Use this skill when a lead should continuously decide which roles are active, what each role does next, when a new role is needed, and whether another round is justified.

## When to Use

- The objective is shared, but the best next assignment changes as evidence arrives.
- Some roles should sit out certain rounds instead of running every time.
- The manager needs authority to add or replace roles midstream.
- "Ready to ship" is a judgment call, not a fixed edge in a workflow graph.

## NOT for

- Static writer-reviewer-revise loops. Model those as workflows instead.
- Free-form swarms where peers self-assign without a manager contract.
- Blackboard or diagnosis-board patterns where shared state is the primary coordination surface.
- One-shot task decomposition with no round-based reassessment.

## Decision Points

```mermaid
flowchart TD
  A[Objective arrives] --> B[Manager defines role catalog and ship condition]
  B --> C[Round begins]
  C --> D{Which roles are active now?}
  D --> E[Assign only the roles needed for this round]
  E --> F[Workers return evidence and recommendations]
  F --> G{Missing expertise or blocked?}
  G -->|Yes| H[Manager adds, removes, or replaces a role]
  G -->|No| I{Ready to ship?}
  H --> C
  I -->|No| C
  I -->|Yes| J[Manager closes the team]
```

Use this routing:

- Make the manager own round boundaries and assignment changes.
- Keep workers scoped to evidence gathering, proposal generation, or critique; they do not redesign the topology on their own.
- Treat "add a role" as a first-class outcome, not an ad hoc exception.

## Fork Guidance

- Default the manager to in-process so it retains the full round history.
- Use `context: fork` for workers when they need isolated reasoning, different skill preload, or a long artifact review that should not pollute the manager context.
- Do not fork multiple speculative managers; one manager owns the team state.

## Failure Modes

- Fake team. Symptom: the same roles always run in the same order. Recovery: reclassify as a workflow.
- Permanent role over-activation. Symptom: every role runs every round regardless of need. Recovery: force the manager to mark roles active, idle, or retired each round.
- Missing authority boundary. Symptom: workers assign work to each other with no manager decision. Recovery: restore manager ownership or change topology explicitly.
- No new-role path. Symptom: the manager identifies a gap but cannot introduce expertise. Recovery: include `newRole` in the manager decision contract.
- Ship-by-fatigue. Symptom: the team stops because people are tired, not because the objective is met.
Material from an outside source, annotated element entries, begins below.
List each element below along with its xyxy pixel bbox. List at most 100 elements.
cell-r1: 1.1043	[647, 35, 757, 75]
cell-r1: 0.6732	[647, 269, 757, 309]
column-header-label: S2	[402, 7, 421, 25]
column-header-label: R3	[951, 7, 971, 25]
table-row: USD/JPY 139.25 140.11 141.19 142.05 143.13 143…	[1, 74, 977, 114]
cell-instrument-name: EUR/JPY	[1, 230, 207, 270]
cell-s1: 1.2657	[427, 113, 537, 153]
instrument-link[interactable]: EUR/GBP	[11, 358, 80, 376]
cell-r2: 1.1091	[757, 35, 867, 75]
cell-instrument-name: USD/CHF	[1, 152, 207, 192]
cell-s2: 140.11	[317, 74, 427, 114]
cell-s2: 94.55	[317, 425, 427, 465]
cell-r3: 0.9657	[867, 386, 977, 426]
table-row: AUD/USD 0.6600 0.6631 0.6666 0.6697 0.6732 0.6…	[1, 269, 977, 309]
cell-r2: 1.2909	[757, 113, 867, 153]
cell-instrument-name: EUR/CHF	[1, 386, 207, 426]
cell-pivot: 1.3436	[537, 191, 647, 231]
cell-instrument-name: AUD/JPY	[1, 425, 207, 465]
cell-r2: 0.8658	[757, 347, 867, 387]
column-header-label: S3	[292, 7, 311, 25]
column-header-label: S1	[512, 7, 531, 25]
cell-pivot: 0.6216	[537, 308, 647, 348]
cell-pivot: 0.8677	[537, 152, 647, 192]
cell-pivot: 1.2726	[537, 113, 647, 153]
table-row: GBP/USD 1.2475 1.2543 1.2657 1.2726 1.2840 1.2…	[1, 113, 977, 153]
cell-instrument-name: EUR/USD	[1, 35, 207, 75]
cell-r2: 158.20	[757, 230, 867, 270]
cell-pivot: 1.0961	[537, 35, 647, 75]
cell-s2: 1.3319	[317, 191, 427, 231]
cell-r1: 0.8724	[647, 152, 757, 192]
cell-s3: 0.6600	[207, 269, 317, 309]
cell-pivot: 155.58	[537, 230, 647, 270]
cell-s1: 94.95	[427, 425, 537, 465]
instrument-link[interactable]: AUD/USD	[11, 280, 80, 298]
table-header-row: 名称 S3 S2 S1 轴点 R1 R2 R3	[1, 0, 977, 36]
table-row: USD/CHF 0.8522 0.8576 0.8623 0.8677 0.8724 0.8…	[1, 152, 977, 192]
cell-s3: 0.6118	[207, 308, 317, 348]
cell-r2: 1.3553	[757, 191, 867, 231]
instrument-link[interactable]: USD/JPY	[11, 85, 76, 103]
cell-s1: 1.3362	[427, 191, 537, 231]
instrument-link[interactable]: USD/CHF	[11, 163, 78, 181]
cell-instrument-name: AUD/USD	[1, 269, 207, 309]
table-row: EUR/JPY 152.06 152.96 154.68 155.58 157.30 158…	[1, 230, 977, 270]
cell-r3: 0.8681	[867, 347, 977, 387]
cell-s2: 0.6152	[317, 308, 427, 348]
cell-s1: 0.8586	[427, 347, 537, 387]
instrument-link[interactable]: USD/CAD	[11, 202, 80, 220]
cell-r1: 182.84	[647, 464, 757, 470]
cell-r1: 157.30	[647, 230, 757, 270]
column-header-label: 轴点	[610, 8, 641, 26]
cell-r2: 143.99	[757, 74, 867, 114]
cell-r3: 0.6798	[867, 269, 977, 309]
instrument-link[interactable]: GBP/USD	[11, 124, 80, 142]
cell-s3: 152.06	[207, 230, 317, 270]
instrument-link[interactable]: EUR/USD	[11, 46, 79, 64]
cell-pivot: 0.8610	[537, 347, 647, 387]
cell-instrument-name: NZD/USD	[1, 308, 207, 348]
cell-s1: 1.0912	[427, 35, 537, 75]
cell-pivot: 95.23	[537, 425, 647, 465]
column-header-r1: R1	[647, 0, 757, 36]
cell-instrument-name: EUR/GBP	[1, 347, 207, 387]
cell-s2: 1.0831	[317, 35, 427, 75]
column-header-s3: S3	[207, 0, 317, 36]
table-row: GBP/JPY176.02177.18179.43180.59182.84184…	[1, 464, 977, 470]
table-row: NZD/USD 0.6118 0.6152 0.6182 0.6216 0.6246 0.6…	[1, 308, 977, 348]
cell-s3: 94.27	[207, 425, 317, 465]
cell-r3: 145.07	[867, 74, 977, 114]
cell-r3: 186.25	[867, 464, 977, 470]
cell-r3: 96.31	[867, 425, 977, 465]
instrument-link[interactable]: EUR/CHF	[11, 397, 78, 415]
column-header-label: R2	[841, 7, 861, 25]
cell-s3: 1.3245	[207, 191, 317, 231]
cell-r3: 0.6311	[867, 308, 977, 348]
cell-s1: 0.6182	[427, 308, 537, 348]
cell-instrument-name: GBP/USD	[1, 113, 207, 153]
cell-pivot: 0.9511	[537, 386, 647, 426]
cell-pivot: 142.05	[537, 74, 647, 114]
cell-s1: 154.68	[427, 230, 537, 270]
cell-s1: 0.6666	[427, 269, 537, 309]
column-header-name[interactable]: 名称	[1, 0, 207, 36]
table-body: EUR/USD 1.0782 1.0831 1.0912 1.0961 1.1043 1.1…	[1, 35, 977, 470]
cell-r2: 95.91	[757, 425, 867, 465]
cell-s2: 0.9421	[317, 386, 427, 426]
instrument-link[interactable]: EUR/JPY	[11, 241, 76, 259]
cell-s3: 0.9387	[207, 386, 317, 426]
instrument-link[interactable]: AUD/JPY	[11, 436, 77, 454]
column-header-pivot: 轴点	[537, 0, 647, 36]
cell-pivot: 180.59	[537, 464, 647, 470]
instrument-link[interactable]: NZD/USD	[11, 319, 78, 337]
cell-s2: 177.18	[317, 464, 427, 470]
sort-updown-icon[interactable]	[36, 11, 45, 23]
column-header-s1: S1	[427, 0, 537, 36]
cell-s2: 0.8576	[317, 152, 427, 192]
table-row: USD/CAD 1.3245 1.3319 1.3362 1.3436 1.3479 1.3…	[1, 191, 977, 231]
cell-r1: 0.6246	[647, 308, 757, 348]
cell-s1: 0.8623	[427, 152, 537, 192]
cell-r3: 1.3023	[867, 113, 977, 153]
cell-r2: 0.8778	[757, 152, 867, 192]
Recovery: make the ship condition explicit before round one.

## Worked Example

Goal: prepare a launch memo with product, legal, and risk inputs.

1. Start with `product-strategist`, `legal-reviewer`, and `skeptical-editor`.
2. Round one shows a missing pricing model analysis.
3. The manager adds `pricing-analyst` for round two and leaves `skeptical-editor` idle.
4. Round two resolves pricing risk but reveals open compliance language.
5. The manager reactivates `legal-reviewer`, gathers the last evidence, and closes the team once the ship condition is satisfied.

The expert move is selective activation. The best team round is not the one with the most roles; it is the one with the fewest roles that can still reduce the key uncertainty.

## Quality Gates

- [ ] The manager sees full round history and final artifacts.
- [ ] Each role is defined by a capability, not only by a single task.
- [ ] The plan names a ship condition before the first round begins.
- [ ] The manager can explicitly leave roles idle or retire them.
- [ ] The manager contract includes what to do when expertise is missing.
- [ ] Every round produces evidence that changes or confirms the next assignment decision.